But home efforts are not enough. Qin is the mother of a 4-year-old girl who had been brought up speaking Shanghaihua. "But at the kindergarten they only speak Putonghua. After two weeks she got used to speaking Putonghua and now that's all she speaks."

Children perform in a Shanghaihua club. Photo: CFP

Teachers penalized

Qin is a teacher in a leading junior high school in Shanghai and explained that every qualified teacher in any of the schools in Shanghai has to have a certificate in Putonghua and only Putonghua is allowed as the teaching language. If a teacher is found speaking a dialect in class he or she will be penalized.

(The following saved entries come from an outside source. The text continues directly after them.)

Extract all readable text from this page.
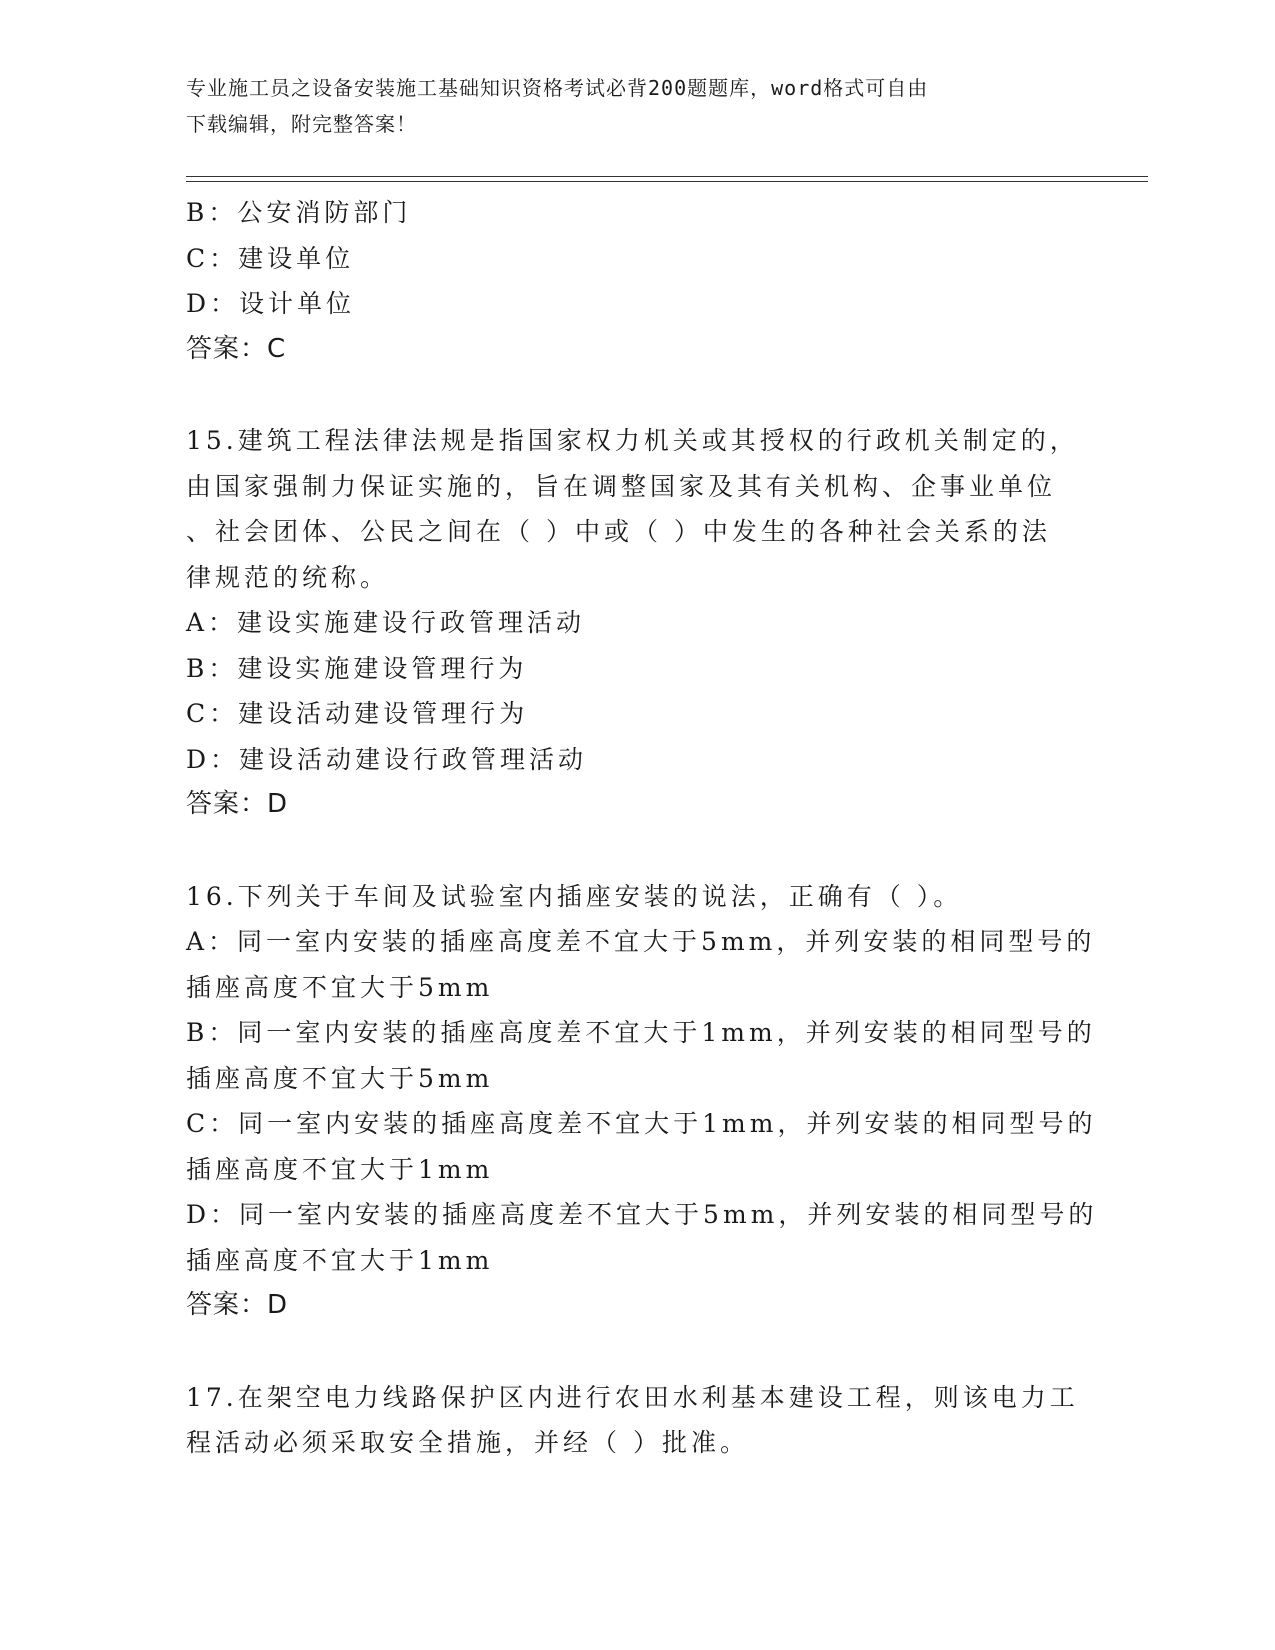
专业施工员之设备安装施工基础知识资格考试必背200题题库，word格式可自由
下载编辑，附完整答案！
B：公安消防部门
C：建设单位
D：设计单位
答案：C
15.建筑工程法律法规是指国家权力机关或其授权的行政机关制定的，
由国家强制力保证实施的，旨在调整国家及其有关机构、企事业单位
、社会团体、公民之间在（ ）中或（ ）中发生的各种社会关系的法
律规范的统称。
A：建设实施建设行政管理活动
B：建设实施建设管理行为
C：建设活动建设管理行为
D：建设活动建设行政管理活动
答案：D
16.下列关于车间及试验室内插座安装的说法，正确有（ ）。
A：同一室内安装的插座高度差不宜大于5mm，并列安装的相同型号的
插座高度不宜大于5mm
B：同一室内安装的插座高度差不宜大于1mm，并列安装的相同型号的
插座高度不宜大于5mm
C：同一室内安装的插座高度差不宜大于1mm，并列安装的相同型号的
插座高度不宜大于1mm
D：同一室内安装的插座高度差不宜大于5mm，并列安装的相同型号的
插座高度不宜大于1mm
答案：D
17.在架空电力线路保护区内进行农田水利基本建设工程，则该电力工
程活动必须采取安全措施，并经（ ）批准。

If there is no Shanghaihua allowed in class there is apparently no Shanghaihua in the playground either. Official figures showed in 2012 more than 40 percent of the children in primary schools and junior high schools in Shanghai, had parents from out of town and in grades one and two more than 50 percent had out-of-town parents and the numbers are growing. There are also many children who have been born in Shanghai but whose parents come from other places and do not speak the dialect.

Fang Li, a 12-year-old Shanghai student told the Global Times, his desk mate came from Jiangxi Province, so he only spoke Putonghua with him. Nowadays he doesn't think of speaking Shanghaihua when he is with friends or family.

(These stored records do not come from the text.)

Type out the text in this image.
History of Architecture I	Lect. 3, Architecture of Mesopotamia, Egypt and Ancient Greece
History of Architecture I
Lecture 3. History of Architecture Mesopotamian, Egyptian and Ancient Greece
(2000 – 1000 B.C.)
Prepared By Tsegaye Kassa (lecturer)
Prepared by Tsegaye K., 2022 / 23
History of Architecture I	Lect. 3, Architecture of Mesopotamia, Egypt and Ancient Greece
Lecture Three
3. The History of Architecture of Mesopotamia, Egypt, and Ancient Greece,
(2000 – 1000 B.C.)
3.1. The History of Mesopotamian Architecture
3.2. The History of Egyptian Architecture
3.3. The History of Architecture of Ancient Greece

He said that now he was speaking better Putonghua and even English than Shanghaihua. "My English pronunciation is much better than my crappy Shanghaihua." Asked whether he thinks Shanghaihua was his mother tongue, he hesitated for a while and shook his head.

The threat to Shanghaihua has been attracting a good deal of attention with experts saying that if the dialect is not encouraged and spread to young children it will face a serious crisis.

The Shanghai Municipal Education Commission is now trialing a Shanghaihua education program in 20 kindergartens. Yuan Wen, the deputy director of the department, told Youth Daily, "This year, we will have 20 kindergartens using Shanghaihua as the language of choice in play times."

Several primary schools have also started Shanghaihua programs. Zhao Yingqun, the principal of the Tianyuan Foreign Language Primary School, said that every Tuesday at noon the school has 35-minute Shanghaihua classes at its two campuses in Minhang district.

"It is a mini class of one teacher and two students, which makes it very personal and interactive. Every week, we invite two students to join the teacher in the classroom and the lesson is broadcast on the school television to 2,000 pupils who watch it live."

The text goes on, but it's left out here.